Matt Orlando was a sous-chef at Per Se when I was a chef de partie. He was always a compelling and intellectually curious leader, so I looked forward to trying his food at this ultra-modern spot in the Amager neighborhood. We happened to come on an odd night—Matt was away for an offsite event—but one of my favorite things about visiting other people’s restaurants is that you see them, in the food and the details, even in their absence.

The meal at Amass was lovely—beautiful presentations outdone by creative flavors and interesting techniques. One highlight was grilled kartoffelbrød (fermented potato bread) studded with steamy hunks of potato and served with a kale based spread. At the end of the savory courses, we stepped out into the restaurant garden and perused the vegetables and greens growing there, recognizing one after another from various bites of our meal.”

Relæ

“After celebrating a national holiday with grilled pork sandwiches, beers and a short nap later, we ventured out on bicycle in the evening. Our intentions were to try something less formal than Amass, so we made our way to Jægersborggade, and attempted a meal at Manfreds. It was full, so we took our chances at its older, more sophisticated sister property, Relae, caddy-cornered across the cobblestone street.

At Relae, we were offered a 4-course or 7-course menu; we cautiously opted for the 4-course for fear of sleeping through our weekend commitments.
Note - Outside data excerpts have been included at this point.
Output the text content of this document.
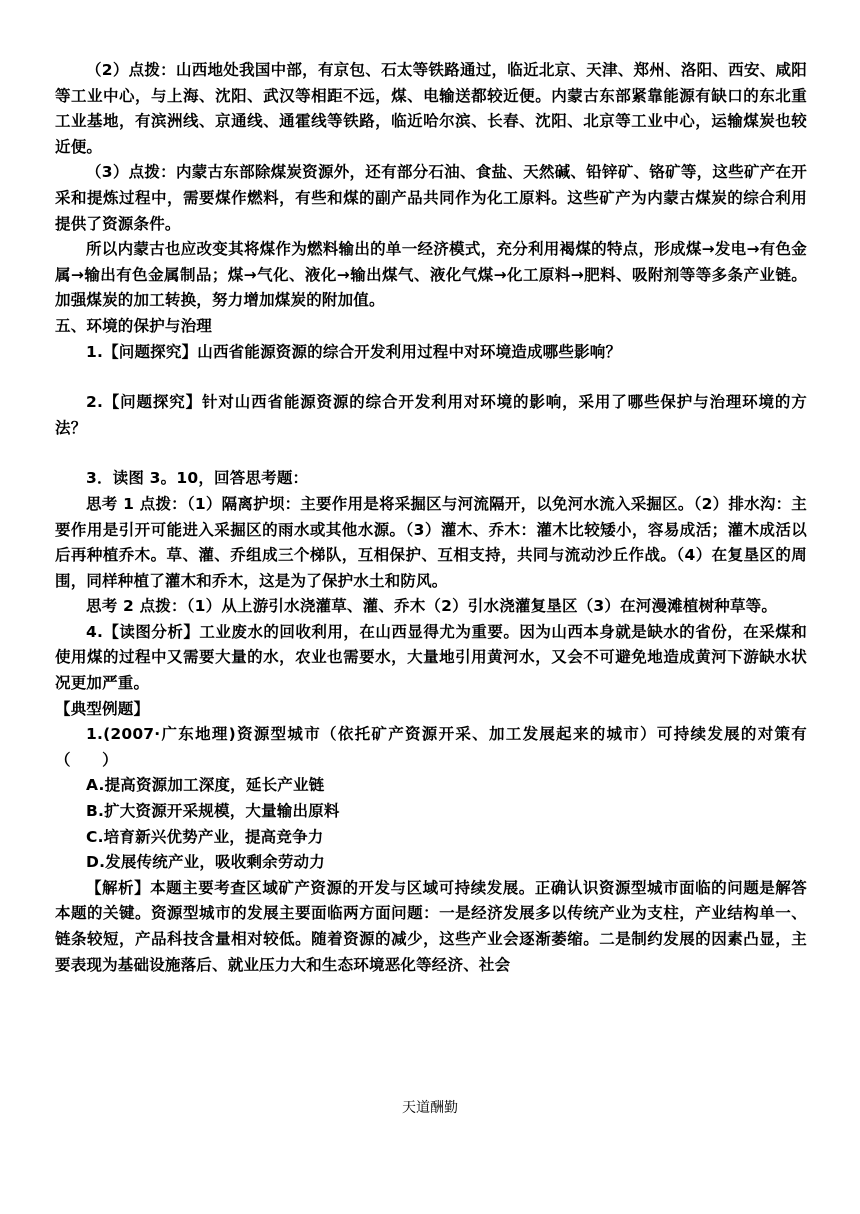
（2）点拨：山西地处我国中部，有京包、石太等铁路通过，临近北京、天津、郑州、洛阳、西安、咸阳等工业中心，与上海、沈阳、武汉等相距不远，煤、电输送都较近便。内蒙古东部紧靠能源有缺口的东北重工业基地，有滨洲线、京通线、通霍线等铁路，临近哈尔滨、长春、沈阳、北京等工业中心，运输煤炭也较近便。

（3）点拨：内蒙古东部除煤炭资源外，还有部分石油、食盐、天然碱、铅锌矿、铬矿等，这些矿产在开采和提炼过程中，需要煤作燃料，有些和煤的副产品共同作为化工原料。这些矿产为内蒙古煤炭的综合利用提供了资源条件。

所以内蒙古也应改变其将煤作为燃料输出的单一经济模式，充分利用褐煤的特点，形成煤→发电→有色金属→输出有色金属制品；煤→气化、液化→输出煤气、液化气煤→化工原料→肥料、吸附剂等等多条产业链。加强煤炭的加工转换，努力增加煤炭的附加值。

五、环境的保护与治理

1.【问题探究】山西省能源资源的综合开发利用过程中对环境造成哪些影响？

2.【问题探究】针对山西省能源资源的综合开发利用对环境的影响，采用了哪些保护与治理环境的方法？

3．读图 3。10，回答思考题：

思考 1 点拨：（1）隔离护坝：主要作用是将采掘区与河流隔开，以免河水流入采掘区。（2）排水沟：主要作用是引开可能进入采掘区的雨水或其他水源。（3）灌木、乔木：灌木比较矮小，容易成活；灌木成活以后再种植乔木。草、灌、乔组成三个梯队，互相保护、互相支持，共同与流动沙丘作战。（4）在复垦区的周围，同样种植了灌木和乔木，这是为了保护水土和防风。

思考 2 点拨：（1）从上游引水浇灌草、灌、乔木（2）引水浇灌复垦区（3）在河漫滩植树种草等。

4.【读图分析】工业废水的回收利用，在山西显得尤为重要。因为山西本身就是缺水的省份，在采煤和使用煤的过程中又需要大量的水，农业也需要水，大量地引用黄河水，又会不可避免地造成黄河下游缺水状况更加严重。

【典型例题】

1.(2007·广东地理)资源型城市（依托矿产资源开采、加工发展起来的城市）可持续发展的对策有（　　）

A.提高资源加工深度，延长产业链

B.扩大资源开采规模，大量输出原料

C.培育新兴优势产业，提高竞争力

D.发展传统产业，吸收剩余劳动力

【解析】本题主要考查区域矿产资源的开发与区域可持续发展。正确认识资源型城市面临的问题是解答本题的关键。资源型城市的发展主要面临两方面问题：一是经济发展多以传统产业为支柱，产业结构单一、链条较短，产品科技含量相对较低。随着资源的减少，这些产业会逐渐萎缩。二是制约发展的因素凸显，主要表现为基础设施落后、就业压力大和生态环境恶化等经济、社会

天道酬勤
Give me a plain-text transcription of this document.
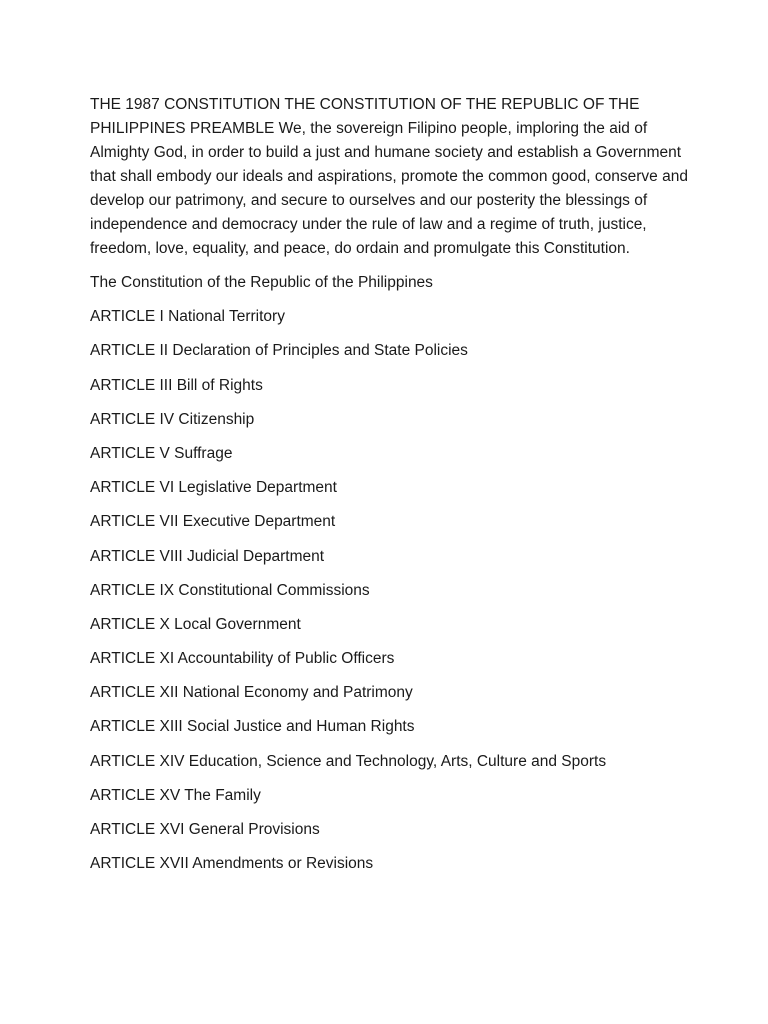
THE 1987 CONSTITUTION THE CONSTITUTION OF THE REPUBLIC OF THE PHILIPPINES PREAMBLE We, the sovereign Filipino people, imploring the aid of Almighty God, in order to build a just and humane society and establish a Government that shall embody our ideals and aspirations, promote the common good, conserve and develop our patrimony, and secure to ourselves and our posterity the blessings of independence and democracy under the rule of law and a regime of truth, justice, freedom, love, equality, and peace, do ordain and promulgate this Constitution.

The Constitution of the Republic of the Philippines

ARTICLE I National Territory
ARTICLE II Declaration of Principles and State Policies
ARTICLE III Bill of Rights
ARTICLE IV Citizenship
ARTICLE V Suffrage
ARTICLE VI Legislative Department
ARTICLE VII Executive Department
ARTICLE VIII Judicial Department
ARTICLE IX Constitutional Commissions
ARTICLE X Local Government
ARTICLE XI Accountability of Public Officers
ARTICLE XII National Economy and Patrimony
ARTICLE XIII Social Justice and Human Rights
ARTICLE XIV Education, Science and Technology, Arts, Culture and Sports
ARTICLE XV The Family
ARTICLE XVI General Provisions
ARTICLE XVII Amendments or Revisions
The menu struck an interesting balance of high-end presentation and classical technique with farm-to-table simplicity. The first course was a stunner—a raw Danish oyster, hidden coyly beneath thinly shaved cucumbers and sorrel leaves—mineral and creamy. The main course was a slice of roast Mangalista pork loin, served with lightly wilted greens, kale flowers, and a light pork jus. The dessert was also fantastic: icy buttermilk sherbet layered with whey caramel and Spanish chervil.”

Restaurant Palaegade

“One morning, I walked in Copenhagen alone and stopped for a traditional Danish lunch of smørrebrød (open faced sandwiches on rye bread) at Restaurant Palaegade before heading to The Apple Flower Festival. Palaegade is a somewhat formal restaurant near the historic center of the city, where you can find plentiful shops and historic shops. Palædle’s menu offers smørrebrød as well as other traditional dishes paired with beers and schnapps. The highlights were an ample serving of lobster tartare with lemon emulsion and generous chunks of cold smoked mackerel with oven roasted tomato, both artfully plated on toasts.”

Fiskebaren

“A bit spent from the weekend of prepping and cooking, I decided to venture out for one last meal before my flight the next morning. I walked to the meatpacking district, now home to many of the city’s younger bars and restauarants, including a Mikeller beer hall and Hija de Sanchez, a taqueria by Rosio Sanchéz. There was street market with food and drinks happening in the center of it all. I opted for a glass of rosé, oysters and crudo at Fiskebare. I ate there on my last trip to Denmark so decided to return. The oysters were excellent, but the people watching was enough to satisfy my tired mind for an evening after a long, food-filled week.”